I have a topic that contains the following documents:
[DOCUMENTS]
The topic is described by the following keywords: [KEYWORDS]
Based on the information above, extract a short topic label in the following format:
topic: <short topic label>
"""
client = openai.OpenAI(api_key="YOUR_KEY_HERE")
representation_model = OpenAI(
client, model="gpt-3.5-turbo", exponential_backoff=True, chat=True, prompt=prompt,
)
topic_model.update_topics(abstracts, representation_model=representation_model)
| Topic | GPT-3.5 label |
|---|---|
| 0 | Leveraging External Data for Improving Low-Resource Speech Recognition |
| 1 | Improved Representation Learning for Biomedical NLP |
| 2 | Advancements in Aspect-Based Sentiment Analysis |
| 3 | Neural Machine Translation Enhancements |
| 4 | Document Summarization Techniques |
Far more informative, and we're not even using GPT-4.
Best practice: keep multiple representations side by side. KeyBERTInspired + MMR + GPT-3.5 give complementary perspectives on the same topic. BERTopic supports this natively via the
aspectsparameter.
6.3 Final Visualization
fig = topic_model.visualize_document_datamap(
titles,
topics=list(range(20)),
reduced_embeddings=reduced_2d,
width=1200,
label_font_size=11,
label_wrap_width=20,
use_medoids=True,
)
Summary
- The standard text clustering pipeline is embed → reduce → cluster (sentence-transformers + UMAP + HDBSCAN). Sentence embeddings give semantic reach beyond bag-of-words.
- HDBSCAN is preferred over k-means: no need to specify cluster count, and outliers (label
-1) aren't forced into clusters. - 2D plots are useful but lossy. Always inspect cluster contents directly.

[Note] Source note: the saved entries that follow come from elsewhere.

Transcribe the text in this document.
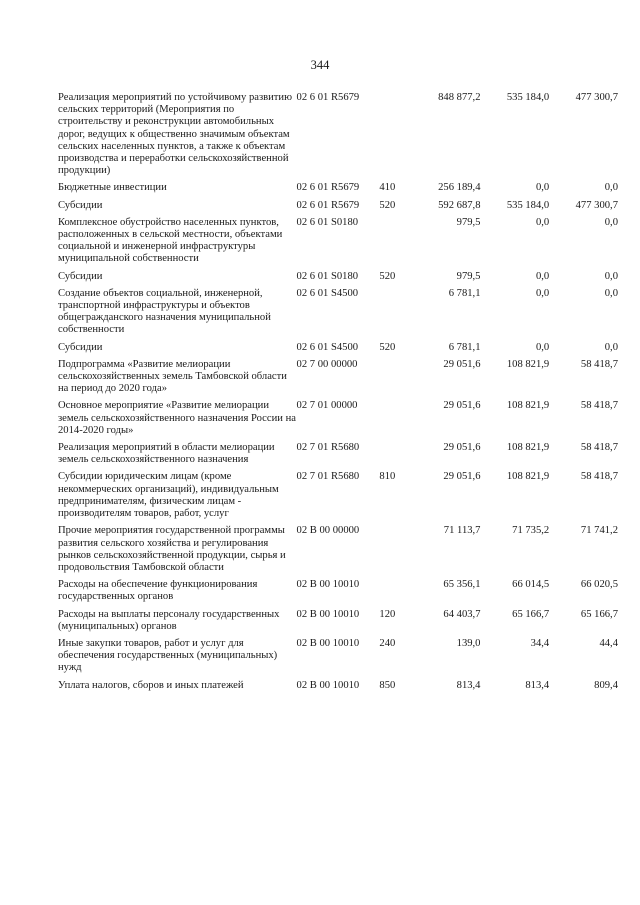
344
Реализация мероприятий по устойчивому развитию сельских территорий (Мероприятия по строительству и реконструкции автомобильных дорог, ведущих к общественно значимым объектам сельских населенных пунктов, а также к объектам производства и переработки сельскохозяйственной продукции)	02 6 01 R5679		848 877,2	535 184,0	477 300,7
Бюджетные инвестиции	02 6 01 R5679	410	256 189,4	0,0	0,0
Субсидии	02 6 01 R5679	520	592 687,8	535 184,0	477 300,7
Комплексное обустройство населенных пунктов, расположенных в сельской местности, объектами социальной и инженерной инфраструктуры муниципальной собственности	02 6 01 S0180		979,5	0,0	0,0
Субсидии	02 6 01 S0180	520	979,5	0,0	0,0
Создание объектов социальной, инженерной, транспортной инфраструктуры и объектов общегражданского назначения муниципальной собственности	02 6 01 S4500		6 781,1	0,0	0,0
Субсидии	02 6 01 S4500	520	6 781,1	0,0	0,0
Подпрограмма «Развитие мелиорации сельскохозяйственных земель Тамбовской области на период до 2020 года»	02 7 00 00000		29 051,6	108 821,9	58 418,7
Основное мероприятие «Развитие мелиорации земель сельскохозяйственного назначения России на 2014-2020 годы»	02 7 01 00000		29 051,6	108 821,9	58 418,7
Реализация мероприятий в области мелиорации земель сельскохозяйственного назначения	02 7 01 R5680		29 051,6	108 821,9	58 418,7
Субсидии юридическим лицам (кроме некоммерческих организаций), индивидуальным предпринимателям, физическим лицам - производителям товаров, работ, услуг	02 7 01 R5680	810	29 051,6	108 821,9	58 418,7
Прочие мероприятия государственной программы развития сельского хозяйства и регулирования рынков сельскохозяйственной продукции, сырья и продовольствия Тамбовской области	02 В 00 00000		71 113,7	71 735,2	71 741,2
Расходы на обеспечение функционирования государственных органов	02 В 00 10010		65 356,1	66 014,5	66 020,5
Расходы на выплаты персоналу государственных (муниципальных) органов	02 В 00 10010	120	64 403,7	65 166,7	65 166,7
Иные закупки товаров, работ и услуг для обеспечения государственных (муниципальных) нужд	02 В 00 10010	240	139,0	34,4	44,4
Уплата налогов, сборов и иных платежей	02 В 00 10010	850	813,4	813,4	809,4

- Topic modeling produces automated labels for clusters. Classical LDA uses bag-of-words. Modern approaches build on transformer embeddings.

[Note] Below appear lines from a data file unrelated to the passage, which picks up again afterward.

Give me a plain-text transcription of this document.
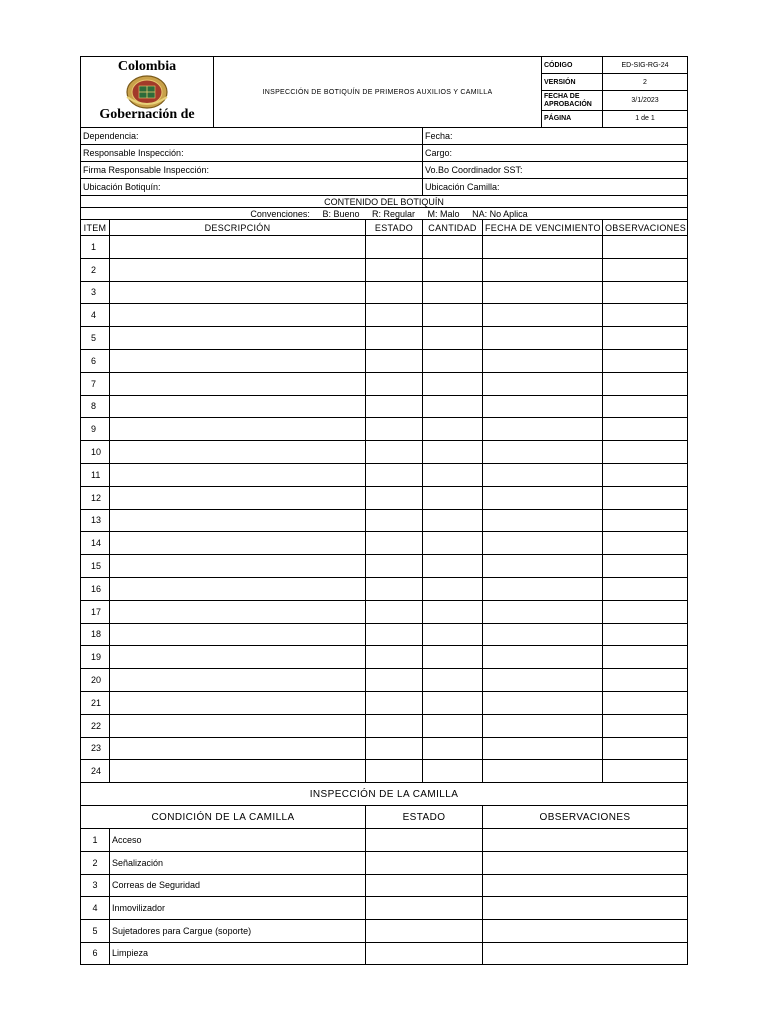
Colombia
Gobernación de	INSPECCIÓN DE BOTIQUÍN DE PRIMEROS AUXILIOS Y CAMILLA	CÓDIGO	ED-SIG-RG-24
		VERSIÓN	2
		FECHA DE APROBACIÓN	3/1/2023
		PÁGINA	1 de 1
Dependencia:	Fecha:
Responsable Inspección:	Cargo:
Firma Responsable Inspección:	Vo.Bo Coordinador SST:
Ubicación Botiquín:	Ubicación Camilla:
CONTENIDO DEL BOTIQUÍN					
Convenciones: B: Bueno R: Regular M: Malo NA: No Aplica					
ITEM	DESCRIPCIÓN	ESTADO	CANTIDAD	FECHA DE VENCIMIENTO	OBSERVACIONES
1					
2					
3					
4					
5					
6					
7					
8					
9					
10					
11					
12					
13					
14					
15					
16					
17					
18					
19					
20					
21					
22					
23					
24					
INSPECCIÓN DE LA CAMILLA			
CONDICIÓN DE LA CAMILLA		ESTADO	OBSERVACIONES
1	Acceso		
2	Señalización		
3	Correas de Seguridad		
4	Inmovilizador		
5	Sujetadores para Cargue (soporte)		
6	Limpieza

- BERTopic is a modular framework: cluster pipeline → c-TF-IDF (cluster-level term-frequency × IDF) → optional reranker representations.
- c-TF-IDF is the secret sauce: it distinguishes words that characterize a cluster from words common across all clusters.
- The pipeline's two halves (clustering, topic representation) are independent. Swap any block, and re-rank topics without re-clustering.
- KeyBERTInspired uses semantic similarity to clean up keywords. MMR removes redundancy with a diversity parameter.
- Generative LLMs (Flan-T5, GPT-3.5) can label topics with concise human-readable summaries, applied per topic and not per document, so cost stays bounded.
- Multiple representations (keyword-based, generated label, MMR-diversified) can coexist and give different views of the same topic.